Source from (The Malaysian Insider): http://www.themalaysianinsider.com/malaysia/article/malaysia-linked-to-worlds-largest-money-laundering-scheme-nyt-reports/
Published: May 29, 2013
Asian currency notes are seen in this photo illustration in Singapore January 17, 2013. — Reuters pic
The currency exchange called Liberty Reserve is believed to be the
world’s largest cyber money-laundering case and was based in the United
States but operated well beyond the country’s borders as well as
traditional international banking regulations, providing easy and
anonymous cover increasingly sought by criminals to fund their
activities, the widely-read daily reported, citing American law
enforcement officers.
Liberty Reserve was responsible for laundering billions of dollars
over the past seven years, conducting 55 million transactions that
involved millions of customers around the world, including about 200,000
in the United States, according to US federal prosecutors who were
reported to have announced the charges against the currency exchange in
Manhattan yesterday.
According to NYT which cited the charges, Liberty Reserve’s system was designed to let people move sums large and small around the world just by setting up an email address, which did not require the user’s identity to even be validated.

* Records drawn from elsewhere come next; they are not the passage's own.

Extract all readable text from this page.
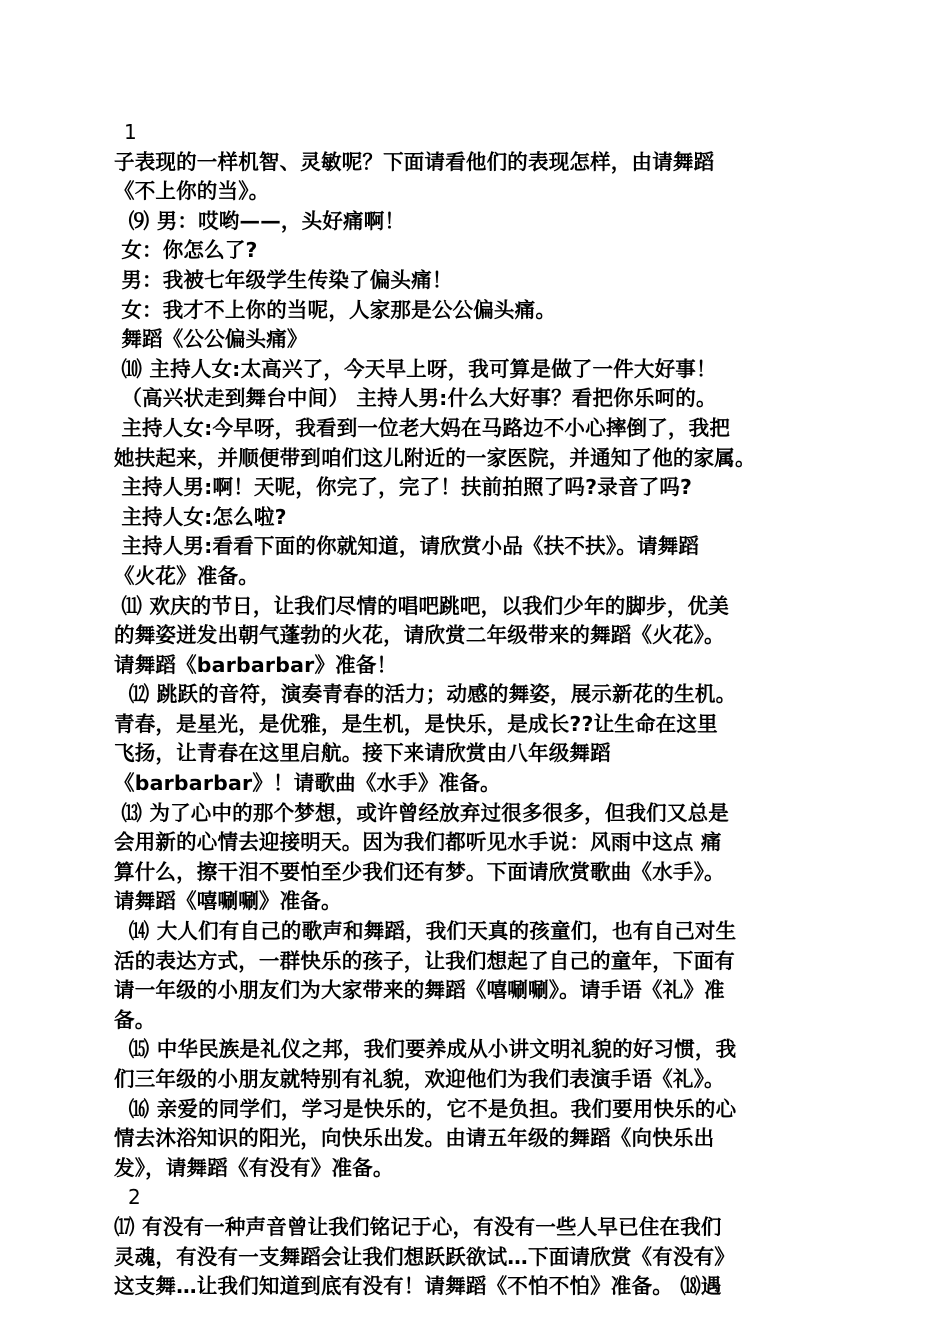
1
子表现的一样机智、灵敏呢？下面请看他们的表现怎样，由请舞蹈
《不上你的当》。
⑼ 男：哎哟——，头好痛啊！
女：你怎么了?
男：我被七年级学生传染了偏头痛！
女：我才不上你的当呢，人家那是公公偏头痛。
舞蹈《公公偏头痛》
⑽ 主持人女:太高兴了，今天早上呀，我可算是做了一件大好事！
（高兴状走到舞台中间） 主持人男:什么大好事？看把你乐呵的。
主持人女:今早呀，我看到一位老大妈在马路边不小心摔倒了，我把
她扶起来，并顺便带到咱们这儿附近的一家医院，并通知了他的家属。
主持人男:啊！天呢，你完了，完了！扶前拍照了吗?录音了吗?
主持人女:怎么啦?
主持人男:看看下面的你就知道，请欣赏小品《扶不扶》。请舞蹈
《火花》准备。
⑾ 欢庆的节日，让我们尽情的唱吧跳吧，以我们少年的脚步，优美
的舞姿迸发出朝气蓬勃的火花，请欣赏二年级带来的舞蹈《火花》。
请舞蹈《barbarbar》准备！
⑿ 跳跃的音符，演奏青春的活力；动感的舞姿，展示新花的生机。
青春，是星光，是优雅，是生机，是快乐，是成长??让生命在这里
飞扬，让青春在这里启航。接下来请欣赏由八年级舞蹈
《barbarbar》！请歌曲《水手》准备。
⒀ 为了心中的那个梦想，或许曾经放弃过很多很多，但我们又总是
会用新的心情去迎接明天。因为我们都听见水手说：风雨中这点 痛
算什么，擦干泪不要怕至少我们还有梦。下面请欣赏歌曲《水手》。
请舞蹈《嘻唰唰》准备。
⒁ 大人们有自己的歌声和舞蹈，我们天真的孩童们，也有自己对生
活的表达方式，一群快乐的孩子，让我们想起了自己的童年，下面有
请一年级的小朋友们为大家带来的舞蹈《嘻唰唰》。请手语《礼》准
备。
⒂ 中华民族是礼仪之邦，我们要养成从小讲文明礼貌的好习惯，我
们三年级的小朋友就特别有礼貌，欢迎他们为我们表演手语《礼》。
⒃ 亲爱的同学们，学习是快乐的，它不是负担。我们要用快乐的心
情去沐浴知识的阳光，向快乐出发。由请五年级的舞蹈《向快乐出
发》，请舞蹈《有没有》准备。
2
⒄ 有没有一种声音曾让我们铭记于心，有没有一些人早已住在我们
灵魂，有没有一支舞蹈会让我们想跃跃欲试…下面请欣赏《有没有》
这支舞…让我们知道到底有没有！请舞蹈《不怕不怕》准备。 ⒅遇
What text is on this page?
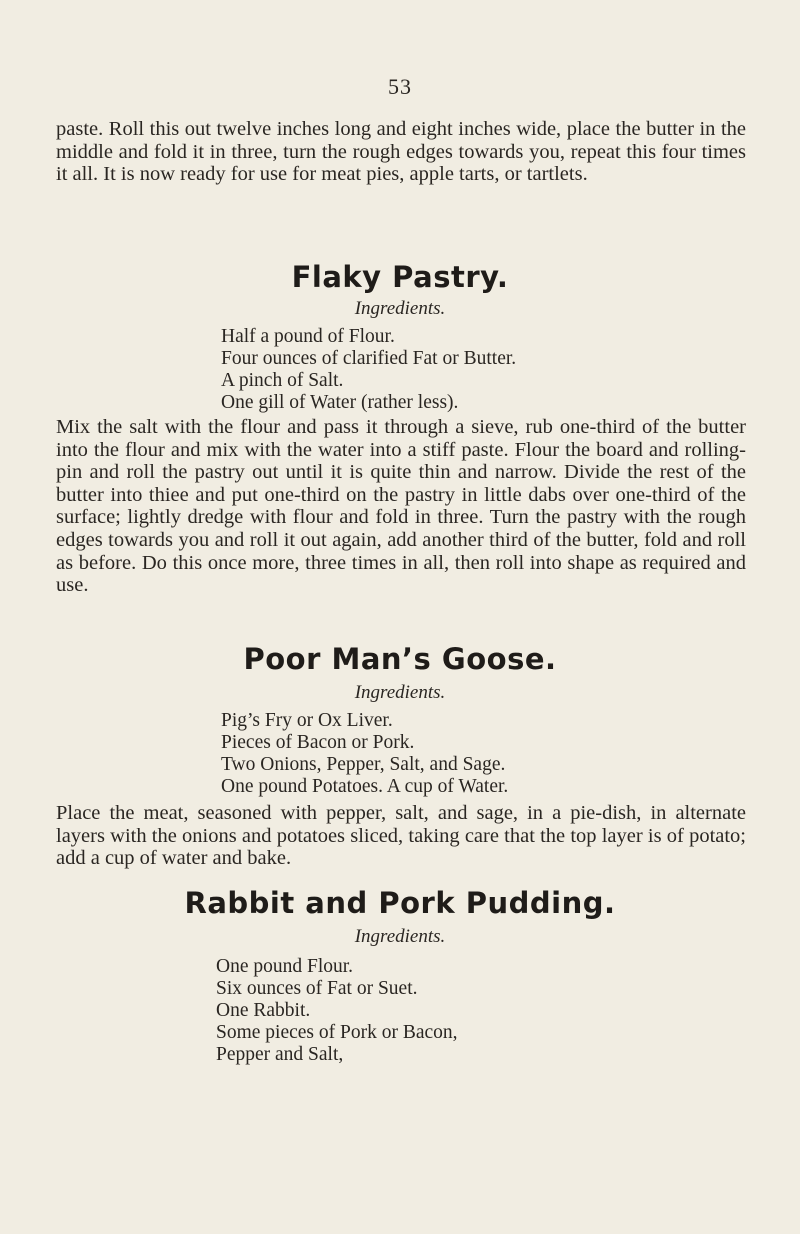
53

paste. Roll this out twelve inches long and eight inches wide, place the butter in the middle and fold it in three, turn the rough edges towards you, repeat this four times it all. It is now ready for use for meat pies, apple tarts, or tartlets.

Flaky Pastry.
Ingredients.
Half a pound of Flour.
Four ounces of clarified Fat or Butter.
A pinch of Salt.
One gill of Water (rather less).

Mix the salt with the flour and pass it through a sieve, rub one-third of the butter into the flour and mix with the water into a stiff paste. Flour the board and rolling-pin and roll the pastry out until it is quite thin and narrow. Divide the rest of the butter into thiee and put one-third on the pastry in little dabs over one-third of the surface; lightly dredge with flour and fold in three. Turn the pastry with the rough edges towards you and roll it out again, add another third of the butter, fold and roll as before. Do this once more, three times in all, then roll into shape as required and use.

Poor Man’s Goose.
Ingredients.
Pig’s Fry or Ox Liver.
Pieces of Bacon or Pork.
Two Onions, Pepper, Salt, and Sage.
One pound Potatoes. A cup of Water.

Place the meat, seasoned with pepper, salt, and sage, in a pie-dish, in alternate layers with the onions and potatoes sliced, taking care that the top layer is of potato; add a cup of water and bake.

Rabbit and Pork Pudding.
Ingredients.
One pound Flour.
Six ounces of Fat or Suet.
One Rabbit.
Some pieces of Pork or Bacon,
Pepper and Salt,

Liberty Reserve also did not take or make cash payments directly but used “third-party ‘exchangers’” that “tended to be unlicensed money-transmitting businesses without significant government oversight or regulation, concentrated in Malaysia, Russia, Nigeria and Vietnam”.
Still citing from the charge sheet, the NYT reported that the
“third-party exchangers” would take and make payments, and then credit
or debit the Liberty Reserve account, allowing the latter to avoid
collecting any banking information on its clients and not leave a
“centralized financial paper trail.”
The people who accepted Liberty Reserve’s currency were
“overwhelmingly criminal in nature,” according to the indictment as
reported by the NYT.
“They included, for example: traffickers of stolen credit card data
and personal identity information; peddlers of various types of online
Ponzi and get-rich-quick schemes; computer hackers for hire; unregulated
gambling enterprises; and underground drug-dealing Web sites,” the
daily cited the charges as reading.
“As alleged, the only liberty that Liberty Reserve gave many of its
users was the freedom to commit crimes — the coin of its realm was
anonymity, and it became a popular hub for fraudsters, hackers and
traffickers,” Preet Bharara, the United States attorney in Manhattan was
quoted saying at the news conference in Manhattan yesterday.